Dynamic Spectrum Access Platform

Ivan Seskar and D. Raychaudhuri, received a 3-year $288,000 grant 
from NSF for the project "WISER Dynamic Spectrum Access Platform and Infrastructure". This is in collaboration with Prof. Dirk Grunwald of U Colorado, NSF CRI (Computing Research Infrastructure) to further develop the WINLAB/Colorado cognitive radio platform for research community use. The total project cost is $670,000.


Exploring Cloud Paradigm and Practices for Science and Engineering

Manish Parashar, Ivan Rodero, Javier Diaz Montes received a two-year NSF award of $299,984 for the project "Exploring Cloud Paradigm and Practices for Science and Engineering."

The project abstract is given below.

Clouds abstractions and infrastructure are rapidly becoming part of the advanced research cyber-infrastructure (ACI) providing viable platforms for scientific exploration and discovery. As a result, it is important to understand how emerging data and compute intensive application workflows can effectively utilize a hybrid ACI integrating Cloud abstractions and services, and how such a hybrid ACI can enable new paradigms and practices in science and engineering. This EAGER explores innovative science and engineering application

formulations that are enabled by a hybrid federated ACI that includes Clouds and HPC resources, as well as programming and middleware support for these new application formulations. Specifically, we focus on three key research thrusts: (1) application formulation; (2) programming models, abstractions and systems; and (3) middleware stacks and management services, and explore two applications use cases - (i) an oil reservoir modeling application based on an Ensemble Kalman Filter (EnKF), and (ii) molecular dynamics simulations using asynchronous replica exchange. In each of these use cases we explore how the capabilities provided by resources and services in a federated ACI can be leveraged to optimize metrics such as time-to-science, cost-to-science and/or energy-to-science.

Cloud services are integral to the NSF ACI vision. Clouds are also rapidly becoming an integral part of the ACI available to science and engineering applications, and provide complementary capabilities that can have a significant impact on a range of applications. As a result, this research can have a significant impact on a diverse set of application domains by identifying new paradigms and practices that can make effective use of a hybrid ACI to accelerate science. Furthermore, the results of this research will provide resource providers information about how to best meet the needs of science and engineering applications and how current ACI can achieve broader accessibility and higher efficiencies and productivity. The development of human resources, including the training of students, researchers and software professions, as well as outreach to minorities and underrepresented group, is integral to all aspects of this effort.
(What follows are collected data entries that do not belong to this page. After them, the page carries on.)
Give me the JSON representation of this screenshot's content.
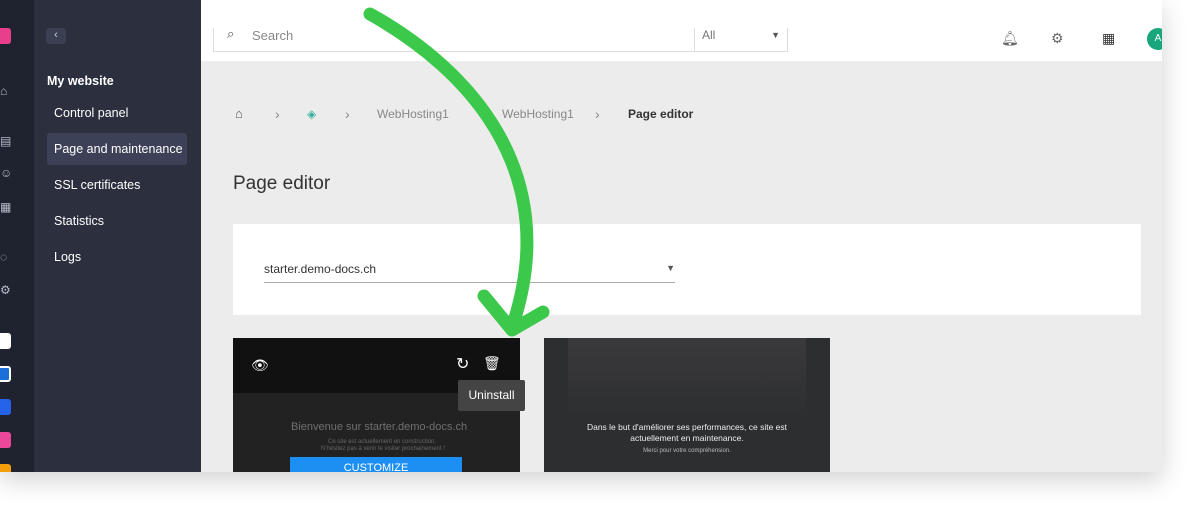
{
  "nav": {
    "back_icon": "‹",
    "heading": "My website",
    "items": [
      {
        "label": "Control panel"
      },
      {
        "label": "Page and maintenance"
      },
      {
        "label": "SSL certificates"
      },
      {
        "label": "Statistics"
      },
      {
        "label": "Logs"
      }
    ]
  },
  "topbar": {
    "search_placeholder": "Search",
    "search_scope": "All",
    "avatar_initial": "A"
  },
  "breadcrumb": {
    "items": [
      "WebHosting1",
      "WebHosting1",
      "Page editor"
    ]
  },
  "page": {
    "title": "Page editor"
  },
  "domain_select": {
    "value": "starter.demo-docs.ch"
  },
  "card1": {
    "welcome": "Bienvenue sur starter.demo-docs.ch",
    "line1": "Ce site est actuellement en construction.",
    "line2": "N'hésitez pas à venir le visiter prochainement !",
    "customize": "CUSTOMIZE",
    "tooltip": "Uninstall"
  },
  "card2": {
    "message": "Dans le but d'améliorer ses performances, ce site est actuellement en maintenance.",
    "thanks": "Merci pour votre compréhension."
  },
  "colors": {
    "sidebar": "#2b2f3e",
    "rail": "#1f2330",
    "accent_green": "#3cc84a",
    "customize_blue": "#1e8ff2"
  }
}
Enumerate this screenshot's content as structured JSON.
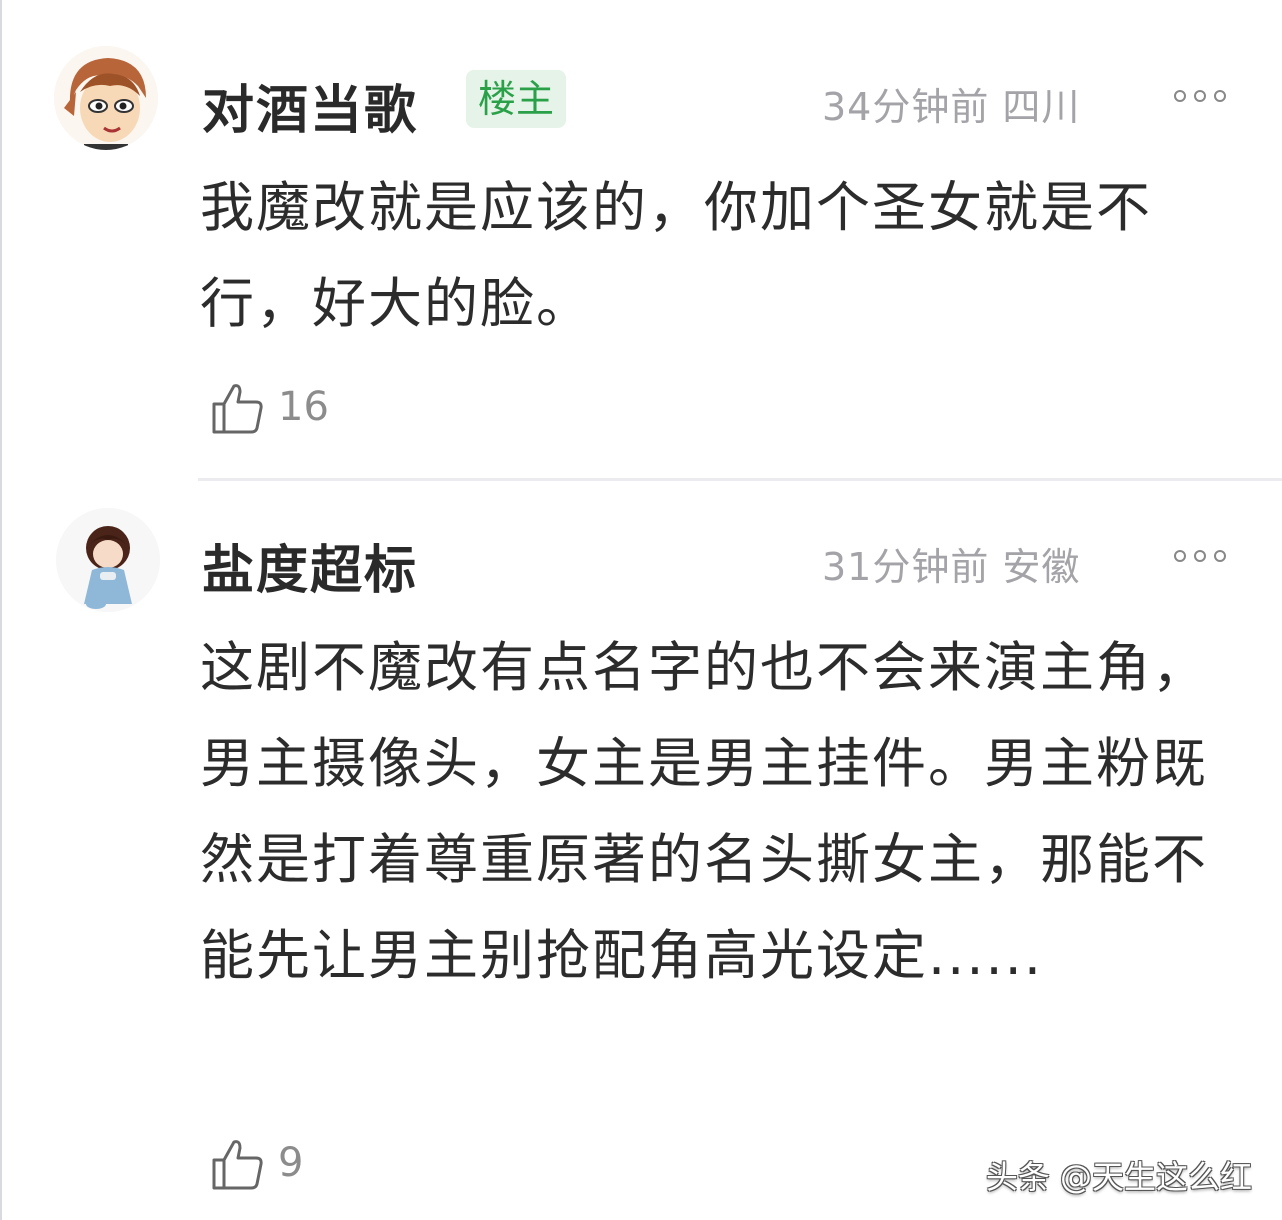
{
  "comments": [
    {
      "username": "对酒当歌",
      "badge": "楼主",
      "meta": "34分钟前 四川",
      "text": "我魔改就是应该的，你加个圣女就是不行，好大的脸。",
      "likes": "16",
      "avatar_icon": "cartoon-boy-avatar-icon"
    },
    {
      "username": "盐度超标",
      "meta": "31分钟前 安徽",
      "text": "这剧不魔改有点名字的也不会来演主角，男主摄像头，女主是男主挂件。男主粉既然是打着尊重原著的名头撕女主，那能不能先让男主别抢配角高光设定......",
      "likes": "9",
      "avatar_icon": "cartoon-child-avatar-icon"
    }
  ],
  "watermark": "头条 @天生这么红",
  "colors": {
    "badge_bg": "#e5f3e8",
    "badge_text": "#2aa149",
    "meta_text": "#a3a3a8",
    "body_text": "#2c2c2c"
  }
}
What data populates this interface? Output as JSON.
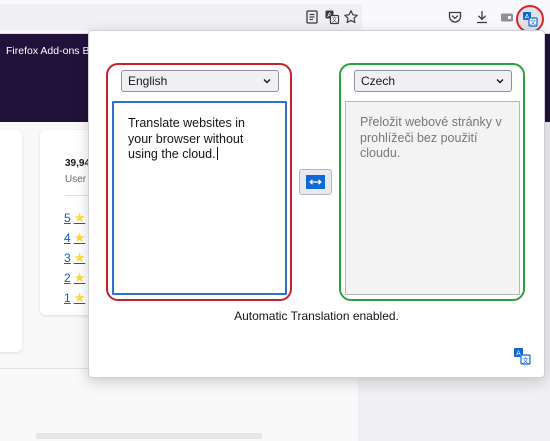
{
  "browser": {
    "toolbar_icons": [
      "reader-view-icon",
      "translate-page-icon",
      "bookmark-star-icon",
      "pocket-icon",
      "downloads-icon",
      "extension-icon",
      "automatic-translation-extension-icon"
    ]
  },
  "page": {
    "header_brand": "Firefox Add-ons B",
    "stats": {
      "users_count": "39,94",
      "users_label": "User"
    },
    "ratings": [
      "5",
      "4",
      "3",
      "2",
      "1"
    ]
  },
  "popup": {
    "source": {
      "language": "English",
      "text": "Translate websites in your browser without using the cloud."
    },
    "target": {
      "language": "Czech",
      "text": "Přeložit webové stránky v prohlížeči bez použití cloudu."
    },
    "swap_icon": "swap-arrows-icon",
    "status": "Automatic Translation enabled.",
    "highlight_colors": {
      "source_box": "#c8202d",
      "target_box": "#2aa13a",
      "toolbar_ring": "#d7262e"
    }
  }
}
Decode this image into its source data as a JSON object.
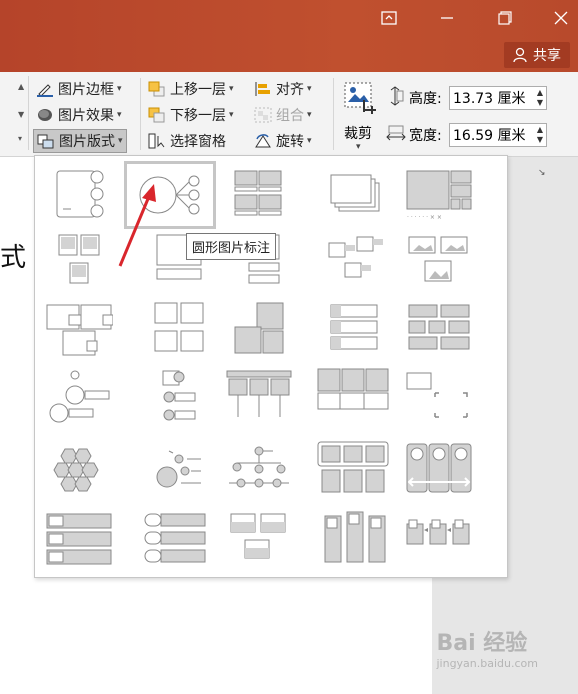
{
  "window": {
    "share_label": "共享"
  },
  "ribbon": {
    "picture_border": "图片边框",
    "picture_effects": "图片效果",
    "picture_layout": "图片版式",
    "bring_forward": "上移一层",
    "send_backward": "下移一层",
    "selection_pane": "选择窗格",
    "align": "对齐",
    "group": "组合",
    "rotate": "旋转",
    "crop": "裁剪",
    "height_label": "高度:",
    "height_value": "13.73 厘米",
    "width_label": "宽度:",
    "width_value": "16.59 厘米"
  },
  "document": {
    "partial_text": "式"
  },
  "gallery": {
    "tooltip": "圆形图片标注",
    "selected_item": "圆形图片标注",
    "items": [
      "layout-1",
      "layout-2",
      "layout-3",
      "layout-4",
      "layout-5",
      "layout-6",
      "layout-7",
      "layout-8",
      "layout-9",
      "layout-10",
      "layout-11",
      "layout-12",
      "layout-13",
      "layout-14",
      "layout-15",
      "layout-16",
      "layout-17",
      "layout-18",
      "layout-19",
      "layout-20",
      "layout-21",
      "layout-22",
      "layout-23",
      "layout-24",
      "layout-25",
      "layout-26",
      "layout-27",
      "layout-28",
      "layout-29",
      "layout-30"
    ]
  },
  "watermark": {
    "text": "Bai 经验",
    "sub": "jingyan.baidu.com"
  },
  "colors": {
    "title_bar": "#b7472a",
    "arrow": "#d9262c"
  }
}
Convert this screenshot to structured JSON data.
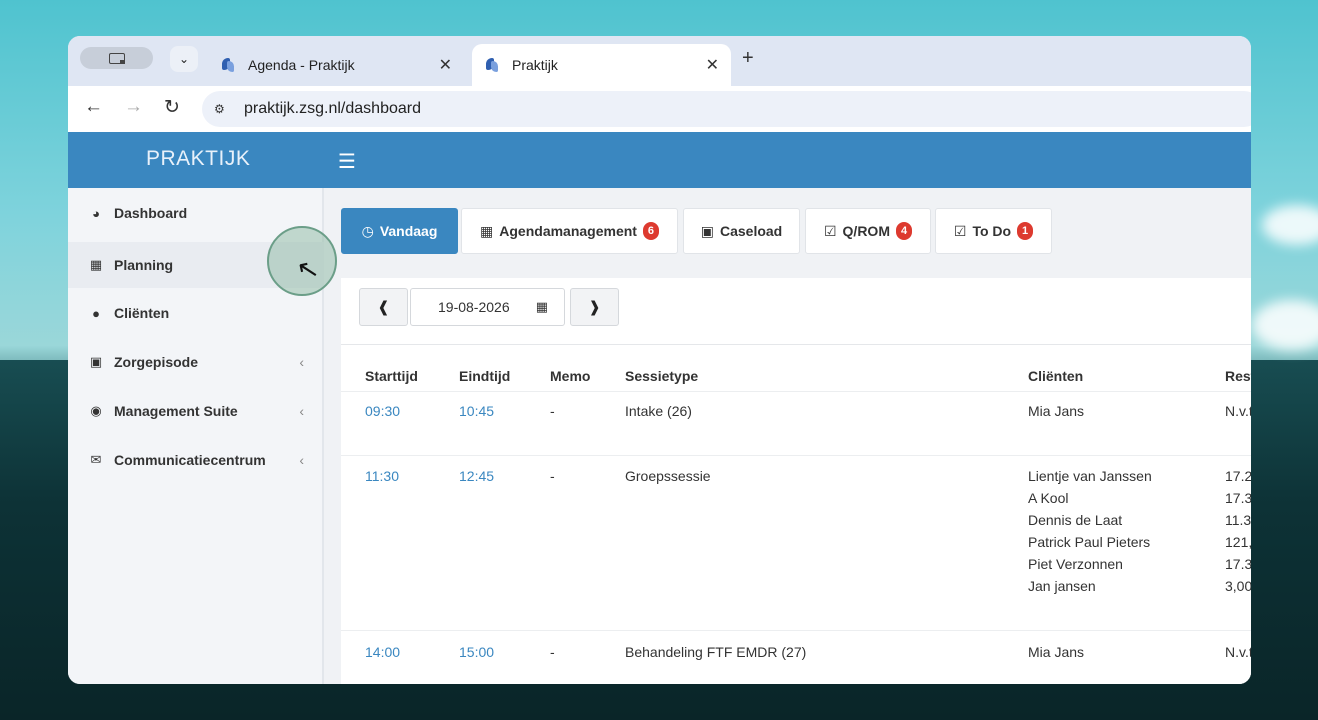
{
  "browser": {
    "tabs": [
      {
        "title": "Agenda - Praktijk",
        "active": false
      },
      {
        "title": "Praktijk",
        "active": true
      }
    ],
    "url": "praktijk.zsg.nl/dashboard"
  },
  "app": {
    "brand": "PRAKTIJK",
    "accent": "#3a87c0",
    "badge_color": "#dd3a2f"
  },
  "sidebar": {
    "items": [
      {
        "label": "Dashboard",
        "icon": "dashboard-icon",
        "submenu": false
      },
      {
        "label": "Planning",
        "icon": "calendar-icon",
        "submenu": false
      },
      {
        "label": "Cliënten",
        "icon": "user-icon",
        "submenu": false
      },
      {
        "label": "Zorgepisode",
        "icon": "briefcase-icon",
        "submenu": true
      },
      {
        "label": "Management Suite",
        "icon": "globe-icon",
        "submenu": true
      },
      {
        "label": "Communicatiecentrum",
        "icon": "envelope-icon",
        "submenu": true
      }
    ]
  },
  "main": {
    "tabs": [
      {
        "label": "Vandaag",
        "icon": "clock-icon",
        "badge": "",
        "active": true
      },
      {
        "label": "Agendamanagement",
        "icon": "calendar-icon",
        "badge": "6",
        "active": false
      },
      {
        "label": "Caseload",
        "icon": "caseload-icon",
        "badge": "",
        "active": false
      },
      {
        "label": "Q/ROM",
        "icon": "checkbox-icon",
        "badge": "4",
        "active": false
      },
      {
        "label": "To Do",
        "icon": "checkbox-icon",
        "badge": "1",
        "active": false
      }
    ],
    "date": "19-08-2026",
    "table": {
      "headers": [
        "Starttijd",
        "Eindtijd",
        "Memo",
        "Sessietype",
        "Cliënten",
        "Rest"
      ],
      "rows": [
        {
          "start": "09:30",
          "end": "10:45",
          "memo": "-",
          "type": "Intake (26)",
          "clients": [
            {
              "name": "Mia Jans",
              "rest": "N.v.t"
            }
          ]
        },
        {
          "start": "11:30",
          "end": "12:45",
          "memo": "-",
          "type": "Groepssessie",
          "clients": [
            {
              "name": "Lientje van Janssen",
              "rest": "17.2"
            },
            {
              "name": "A Kool",
              "rest": "17.3"
            },
            {
              "name": "Dennis de Laat",
              "rest": "11.3"
            },
            {
              "name": "Patrick Paul Pieters",
              "rest": "121,"
            },
            {
              "name": "Piet Verzonnen",
              "rest": "17.3"
            },
            {
              "name": "Jan jansen",
              "rest": "3,00"
            }
          ]
        },
        {
          "start": "14:00",
          "end": "15:00",
          "memo": "-",
          "type": "Behandeling FTF EMDR (27)",
          "clients": [
            {
              "name": "Mia Jans",
              "rest": "N.v.t"
            }
          ]
        }
      ]
    }
  }
}
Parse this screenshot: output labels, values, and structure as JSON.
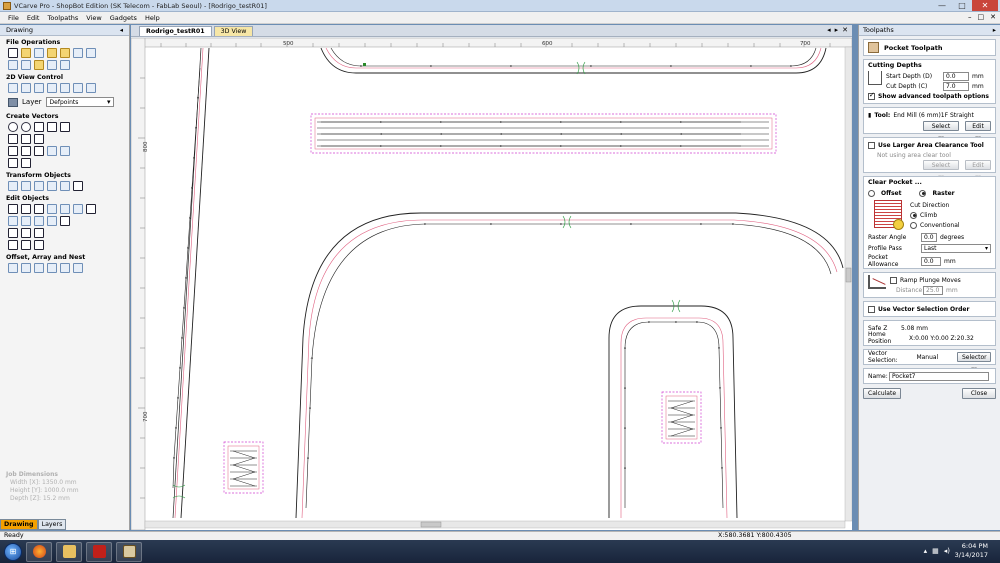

Exploiting Sparsity for Interference Management in Broadband Communications

Prof. Waheed Bajwa received funding from the Qatar National Research Foundation, for the project::

"Exploiting Sparsity for Interference Management in Broadband Communications: Theory, Applications, and Testbeds"

This is a 3-year, approx. $1 million grant with UT-Dallas, and Qatar University (http://www.qnrf.org/newsroom/press_releases/detail.php?ID=3366) (pending award paperwork). The acceptance rate for this cycle of awards was 20% (137 out of 710 proposals recommended).

This proposal is expected to fund one graduate student each at Rutgers, UT-Dallas, and QU and also a joint post-doc with residence in QU.

Details of the project are as follows:

Description of the proposal: The main objectives of this proposal are to: i) develop a new unified signal processing framework for interference mitigation in broadband communication systems based on identifying and exploiting sparsity ii) extend the theoretical guarantees in the field of compressive sensing (CS) to encompass the mathematical structure arising in the proposed framework and develop auto-tunable sparse recovery algorithms based on a frame-theoretic understanding of CS theory, and iii) demonstrate on experimental testbeds the value of the proposed framework in enhancing the performance and reducing the complexity of broadband transceivers.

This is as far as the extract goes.